The Circle Of Fifths And The Klein Four-Group
Created: Sun Jan 07, 2024
Recently I started learning the piano, and I had mostly taken for granted what gets taught about the relationship between the circle of fifths and key signatures: as you go around the circle, the key signature has the same accidentals as the previous one, plus one new one.
It took some time, but eventually it really clicked, with a nice mathematical connection.
The octave is made up of 12 semitones, and one nice thing about the number 12—proponents of a base-12 number system point this out a lot—is that it divides very nicely. Halves, thirds, quarters of 12, all of those are whole numbers. In fact, the only numbers less than 12 which do not share any factors with it are 1, 5, 7, and 11.
While that might be very nice for arithmetic, it does also add some limitations elsewhere.
For example, if you put down 12 points along a circle and try to join them up into a star-like shape by skipping the same number of points every time. If you go by twos each time (going from point 1 to point 3 to point 5, and so on) like you would for a five-pointed star, you get back to where you started without connecting every point! You just end up drawing a hexagon; A similar thing happens if you go by threes instead, you end up with a square.
This happens because 2 and 3 share factors with 12, and so the only way to reach every point is to jump by a number that does not. As we've seen, there are only four of these.
If you only jump 1 point at a time, you do end up reaching all the points, but you just get this boring 12-sided polygon. Jumping 11 at a time sounds dramatic and exciting, until you realize that that just lands you at the point directly behind where you just were: you're still jumping 1 at a time, just in the other direction.
If you try this with 5 and 7, you do get a more interesting star-shape, but once again, you get the same star shape, just drawn backwards.
This same idea translates to the octave: if you want to jump the same number of notes each time and still hit every note, your choices are to go up 1 note, up 11 (which gets you the same letter as if you go down 1), up 5, or up 7 (similarly, landing on the same letter as going down 5).
You may be aware that there's a special name for intervals of 5 and 7 semitones: a perfect fourth, and a perfect fifth.
So this is where the circle of fifths comes from and why it's so special: other than reversing the octave, it's the only way to rearrange all of its notes while still having consistent spacing between them. (Well, you can also reverse this arrangement too to get a technically different one, but that's not a very interesting change.)
Now what about key signatures? There's another neat property about the way keys on a keyboard are arranged: they alternate between white and black except for 2 places. E-F and B-C are the pairs of white keys right next to each other.
Those pairs happen to be far enough apart that a prefect fifth, a 7 semitone interval, is just wide enough to always cover one of those pairs, but not quite wide enough to cover the other. And since 7 is an odd number, going up a fifth means going up three white-black key pairs and the lone white key out, and so you land on the same colour you started on.

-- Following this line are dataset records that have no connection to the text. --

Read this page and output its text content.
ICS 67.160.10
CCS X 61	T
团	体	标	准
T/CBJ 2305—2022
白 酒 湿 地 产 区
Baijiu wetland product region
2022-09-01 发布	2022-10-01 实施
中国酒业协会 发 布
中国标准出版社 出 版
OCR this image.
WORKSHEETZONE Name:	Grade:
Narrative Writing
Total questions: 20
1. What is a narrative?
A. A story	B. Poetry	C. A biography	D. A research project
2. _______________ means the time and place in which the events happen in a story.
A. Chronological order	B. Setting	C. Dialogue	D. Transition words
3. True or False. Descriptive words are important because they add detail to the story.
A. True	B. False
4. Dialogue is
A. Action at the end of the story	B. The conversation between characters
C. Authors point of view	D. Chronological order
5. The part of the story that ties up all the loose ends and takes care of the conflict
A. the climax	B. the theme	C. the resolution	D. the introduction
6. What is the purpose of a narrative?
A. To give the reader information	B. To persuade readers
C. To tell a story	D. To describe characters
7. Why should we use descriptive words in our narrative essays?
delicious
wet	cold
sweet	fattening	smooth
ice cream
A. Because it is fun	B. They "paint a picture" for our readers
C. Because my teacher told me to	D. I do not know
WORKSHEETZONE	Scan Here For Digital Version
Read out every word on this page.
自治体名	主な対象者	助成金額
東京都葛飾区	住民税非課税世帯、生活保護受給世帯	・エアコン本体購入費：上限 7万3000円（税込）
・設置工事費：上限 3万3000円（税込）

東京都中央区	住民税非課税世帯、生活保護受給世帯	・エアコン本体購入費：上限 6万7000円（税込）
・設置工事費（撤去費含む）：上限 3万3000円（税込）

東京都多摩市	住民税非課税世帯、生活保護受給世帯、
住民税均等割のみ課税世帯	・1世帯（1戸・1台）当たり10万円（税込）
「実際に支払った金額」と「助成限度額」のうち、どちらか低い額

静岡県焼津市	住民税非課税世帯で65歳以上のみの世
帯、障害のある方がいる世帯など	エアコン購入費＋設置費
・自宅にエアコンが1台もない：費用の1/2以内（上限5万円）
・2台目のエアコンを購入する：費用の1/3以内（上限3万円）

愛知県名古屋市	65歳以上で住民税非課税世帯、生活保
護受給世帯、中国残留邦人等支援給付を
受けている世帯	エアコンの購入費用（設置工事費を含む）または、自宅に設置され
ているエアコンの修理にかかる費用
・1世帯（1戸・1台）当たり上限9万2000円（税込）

With two exceptions. The span of keys from C to E is also just narrow enough that a 7-semitone span starting just before it can cover both white-white pairs, leading to a colour change. Sure enough: a fifth up from B is F♯, and a fifth up from B♭ is F.
And what this means is that if you start on a white key and start going up fifths, the only place you can change to a black key is when you reach B. When you're in the black keys, the only place you can change to a white key is from B♭. These are the only changeover points in a sequence that contains all the notes of the octave, and so the loop you make has a contiguous region with all and only white keys, and one with all and only black keys.
And so, this is where the key signature rule comes from. Starting with the C Major scale—made of all and only the white notes—and shifting the whole thing up a fifth, all the white keys land on other white keys—except for B, which lands on the black F♯. Keep going up fifths, and this note will keep crawling along the black keys, with the rest of the scale following its path.
And a symmetric thing happens if you go down fifths instead.
This is pretty helpful for remembering which notes are in each major scale! By counting how many fifths up or down the root note is from C, we know how many accidentals have been picked up, and recalling this rearrangement lets us figure out which ones those are.
(And by the way, if you want to impress your friends, you can phrase this observation as "the automorphism group of the octave is isomorphic to the Klein four-group with the permutation in the circle of fifths as its non-reversing generator.")